Previous research has highlighted the significant role of progestins and glucocorticoids in fish oocyte maturation and ovulation. To clarify the molecular mechanisms underlying these processes, comprehensive investigations were conducted using a cyp17a2 mutant Nile tilapia ( Oreochromis niloticus) model. Analysis revealed pronounced Cyp17a2 expression in ovarian somatic cells of the tilapia. Female cyp17a2-deficient mutants exhibited markedly reduced levels of 17,20β-dihydroxy-4-pregnen-3-one (DHP) and cortisol/cortisone, leading to delayed meiotic initiation and impaired oocyte maturation and spawning. Notably, supplementation with human chorionic gonadotrophin (hCG), DHP, and cortisol effectively induced germinal vesicle breakdown (GVBD) and facilitated oocyte release with follicular cell layers in cyp17a2 -/- females. Additionally, cyp17a2 -/- and rescued cyp17a2 -/- females showed elevated transcription of steroidogenic enzymes involved in 17β-estradiol (E2) production compared to spawning wild-type females. Moreover, the reduction in Akt phosphorylation observed in cyp17a2-deficient females and upon inhibitor treatment impaired hCG-induced oocyte maturation. Conversely, activation of the phosphoinositide 3-kinase/protein kinase B (PI3K-Akt) signaling pathway partially rescued the oocyte maturation impairment caused by cyp17a2 mutation. Overall, these findings provide functional evidence supporting the critical role of Cyp17a2 in DHP and cortisol biosynthesis, which, in turn, facilitates oocyte maturation and ovulation through activation of the PI3K-Akt signaling pathway in fish.

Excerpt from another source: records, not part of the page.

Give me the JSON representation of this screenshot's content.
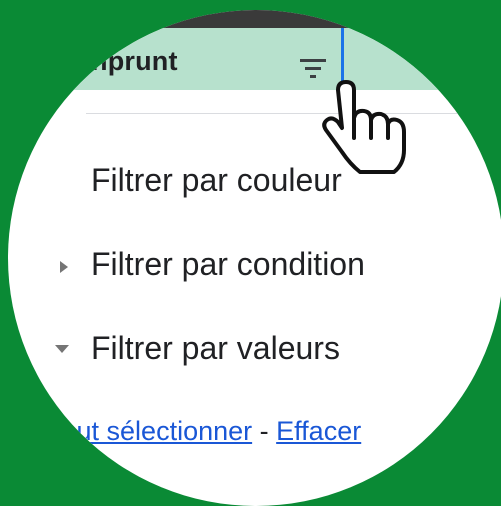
{
  "header": {
    "title": "nprunt"
  },
  "menu": {
    "items": [
      {
        "label": "Filtrer par couleur"
      },
      {
        "label": "Filtrer par condition",
        "caret": "collapsed"
      },
      {
        "label": "Filtrer par valeurs",
        "caret": "expanded"
      }
    ]
  },
  "actions": {
    "select_all": "Tout sélectionner",
    "separator": "-",
    "clear": "Effacer"
  },
  "colors": {
    "background": "#0a8a35",
    "header_fill": "#b7e1cd",
    "selection_border": "#1a73e8",
    "link": "#1a57d6"
  },
  "icons": {
    "filter": "filter-icon",
    "cursor": "hand-pointer-cursor-icon"
  }
}
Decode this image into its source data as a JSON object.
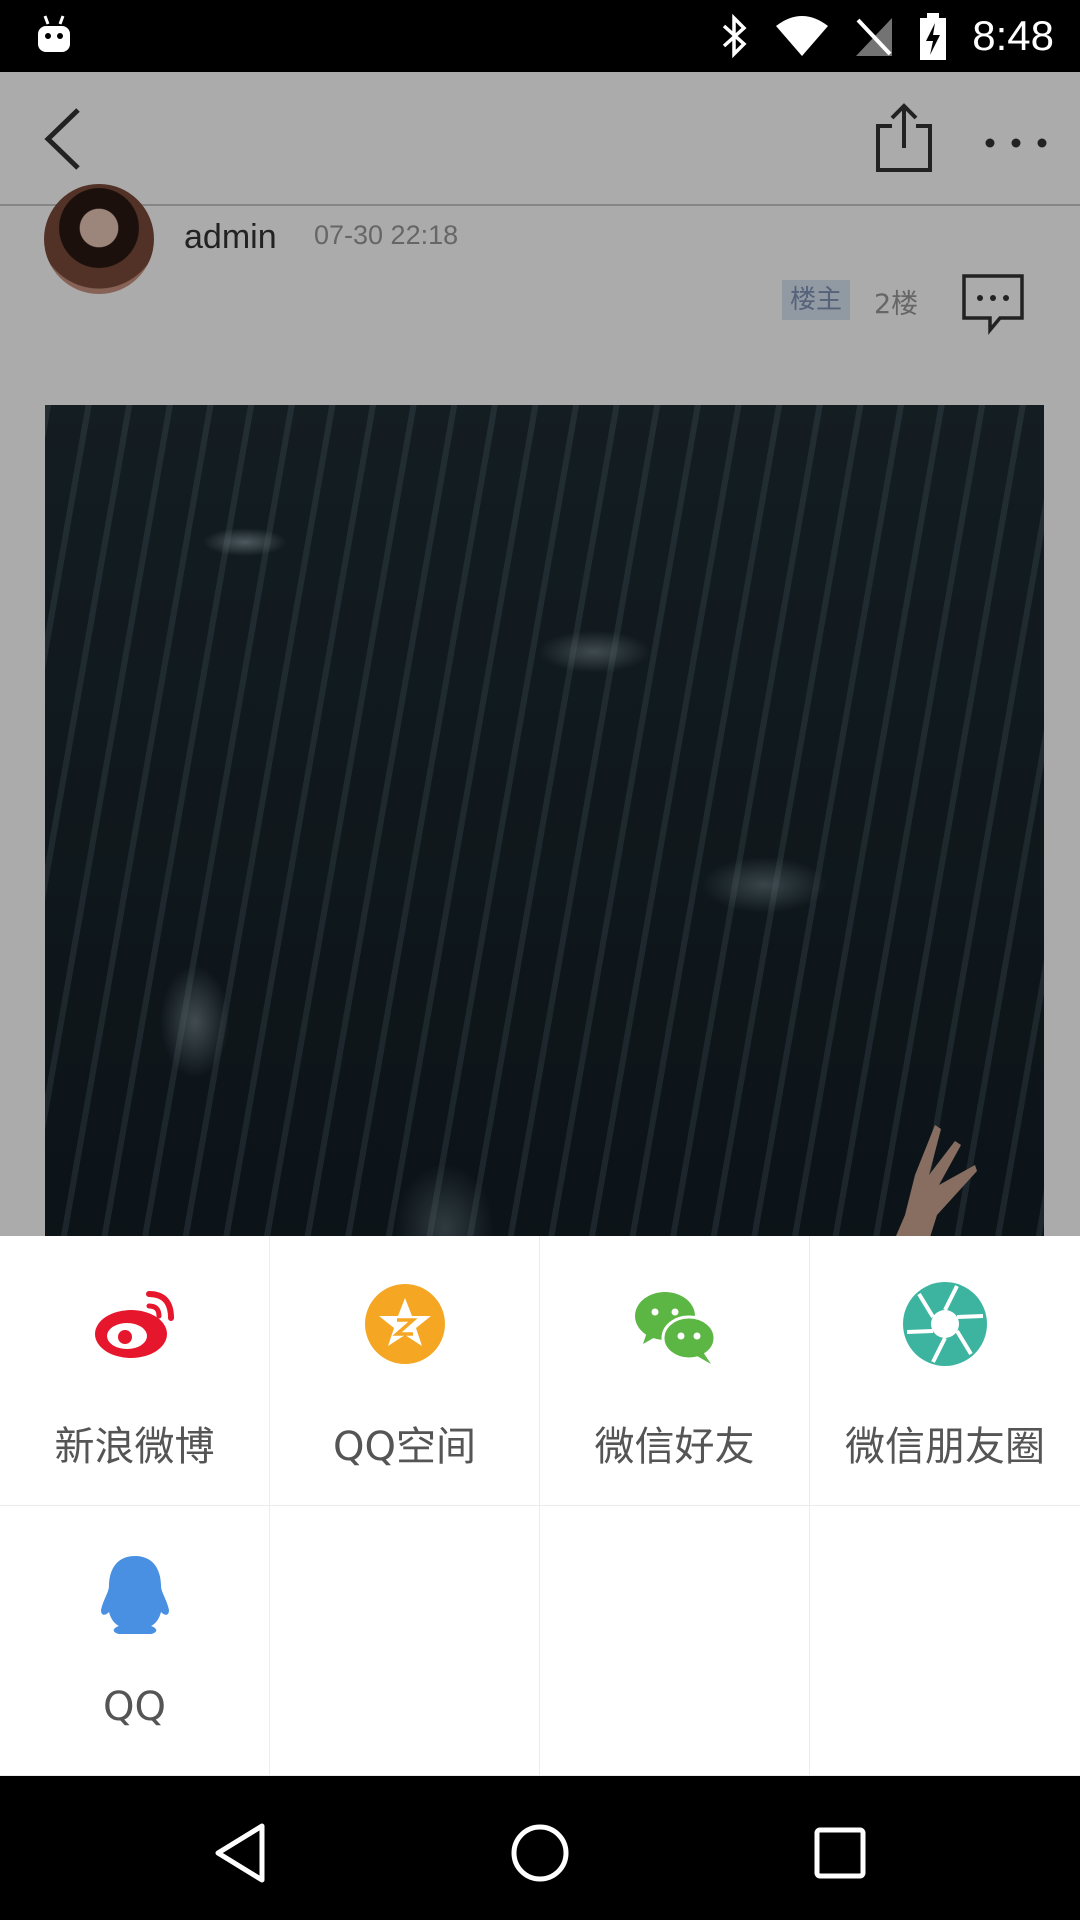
{
  "status_bar": {
    "time": "8:48",
    "icons": [
      "android-icon",
      "bluetooth-icon",
      "wifi-icon",
      "no-signal-icon",
      "battery-charging-icon"
    ]
  },
  "toolbar": {
    "icons": [
      "back-icon",
      "share-icon",
      "more-icon"
    ]
  },
  "post": {
    "username": "admin",
    "time": "07-30 22:18",
    "owner_badge": "楼主",
    "floor": "2楼"
  },
  "share_sheet": {
    "items": [
      {
        "label": "新浪微博",
        "icon": "weibo-icon",
        "color": "#e6162d"
      },
      {
        "label": "QQ空间",
        "icon": "qzone-icon",
        "color": "#f5a623"
      },
      {
        "label": "微信好友",
        "icon": "wechat-icon",
        "color": "#5bb643"
      },
      {
        "label": "微信朋友圈",
        "icon": "moments-icon",
        "color": "#3cb4a0"
      },
      {
        "label": "QQ",
        "icon": "qq-icon",
        "color": "#4a90e2"
      }
    ]
  },
  "nav_bar": {
    "icons": [
      "nav-back-icon",
      "nav-home-icon",
      "nav-recents-icon"
    ]
  }
}
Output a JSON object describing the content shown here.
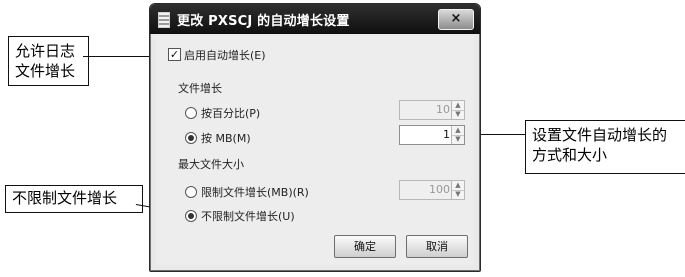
{
  "window": {
    "title": "更改 PXSCJ 的自动增长设置",
    "close_symbol": "×"
  },
  "options": {
    "enable_autogrow_label": "启用自动增长(E)",
    "enable_autogrow_checked": true,
    "file_growth_group": "文件增长",
    "by_percent_label": "按百分比(P)",
    "by_percent_value": "10",
    "by_mb_label": "按 MB(M)",
    "by_mb_value": "1",
    "max_size_group": "最大文件大小",
    "limit_growth_label": "限制文件增长(MB)(R)",
    "limit_growth_value": "100",
    "unlimited_label": "不限制文件增长(U)",
    "selected_growth_mode": "by_mb",
    "selected_max_mode": "unlimited"
  },
  "buttons": {
    "ok": "确定",
    "cancel": "取消"
  },
  "annotations": {
    "allow_growth": "允许日志\n文件增长",
    "set_growth": "设置文件自动增长的\n方式和大小",
    "unlimited": "不限制文件增长"
  },
  "icons": {
    "app_icon": "window-document-icon",
    "close": "close-icon",
    "spinner": "spinner-arrows-icon"
  }
}
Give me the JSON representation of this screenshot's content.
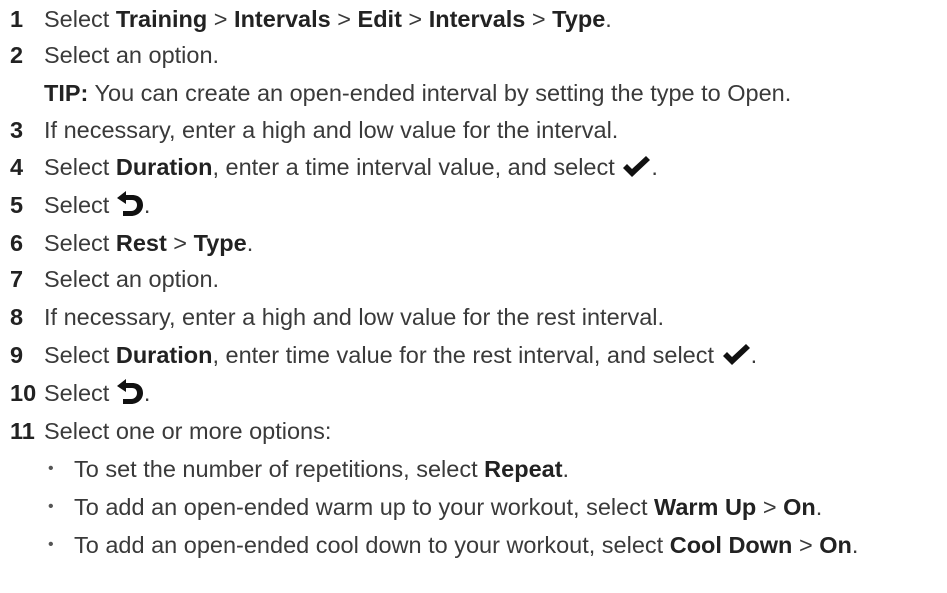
{
  "steps": [
    {
      "num": "1",
      "parts": [
        "Select ",
        "Training",
        " > ",
        "Intervals",
        " > ",
        "Edit",
        " > ",
        "Intervals",
        " > ",
        "Type",
        "."
      ]
    },
    {
      "num": "2",
      "text": "Select an option.",
      "tip": {
        "label": "TIP:",
        "text": " You can create an open-ended interval by setting the type to Open."
      }
    },
    {
      "num": "3",
      "text": "If necessary, enter a high and low value for the interval."
    },
    {
      "num": "4",
      "parts": [
        "Select ",
        "Duration",
        ", enter a time interval value, and select "
      ],
      "icon": "checkmark-icon",
      "after": "."
    },
    {
      "num": "5",
      "pre": "Select ",
      "icon": "back-arrow-icon",
      "after": "."
    },
    {
      "num": "6",
      "parts": [
        "Select ",
        "Rest",
        " > ",
        "Type",
        "."
      ]
    },
    {
      "num": "7",
      "text": "Select an option."
    },
    {
      "num": "8",
      "text": "If necessary, enter a high and low value for the rest interval."
    },
    {
      "num": "9",
      "parts": [
        "Select ",
        "Duration",
        ", enter time value for the rest interval, and select "
      ],
      "icon": "checkmark-icon",
      "after": "."
    },
    {
      "num": "10",
      "pre": "Select ",
      "icon": "back-arrow-icon",
      "after": "."
    },
    {
      "num": "11",
      "text": "Select one or more options:"
    }
  ],
  "bullets": [
    {
      "parts": [
        "To set the number of repetitions, select ",
        "Repeat",
        "."
      ]
    },
    {
      "parts": [
        "To add an open-ended warm up to your workout, select ",
        "Warm Up",
        " > ",
        "On",
        "."
      ]
    },
    {
      "parts": [
        "To add an open-ended cool down to your workout, select ",
        "Cool Down",
        " > ",
        "On",
        "."
      ]
    }
  ],
  "bullet_glyph": "•"
}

脊椎动物的生殖发育过程受到类固醇激素的严格调控。早期研究表明孕激素和糖皮质激素在鱼类卵母细胞成熟和排卵等过程中起重要作用。为了深入探究这些过程的分子机制,我们在尼罗罗非鱼( Oreochromis niloticus)中建立了类固醇合成关键基因 cyp17a2的纯合突变体。研究发现, cyp17a2突变导致雌性个体血清中孕激素(17,20β-dihydroxy-4-pregnen-3-one,DHP)和糖皮质激素(cortisol/cortisone)的水平降低,卵子发生受阻,随着鱼体的生长,卵子发生过程得到恢复,但性成熟个体的卵母细胞成熟和排卵过程受损。有趣的是,在 cyp17a2 −/−雌性个体中,外源性补充hCG、DHP和皮质醇能够诱导卵母细胞的成熟,但这些成熟的卵母细胞并没有与周围的滤泡细胞分离。与产卵后的野生雌鱼相比, cyp17a2 −/−以及激素处理的 cyp17a2 −/−雌性个体显示处更高水平的与雌激素(17β-estradiol,E2)合成相关基因的表达。此外, cyp17a2突变和抑制剂处理降低了Akt的磷酸化水平,从而减少了hCG诱导的卵母细胞成熟率。相反,激动剂处理能够部分挽救由 cyp17a2突变所导致的卵母细胞成熟损伤。总的来说,该研究为Cyp17a2在DHP和皮质醇生物合成中发挥重要作用、从而通过激活PI3K-Akt信号通路促进鱼类卵母细胞成熟和排卵这一假说提供了功能性证据。.
Keywords: Cortisol; DHP; PI3K-Akt; Reproductive process; Tilapia.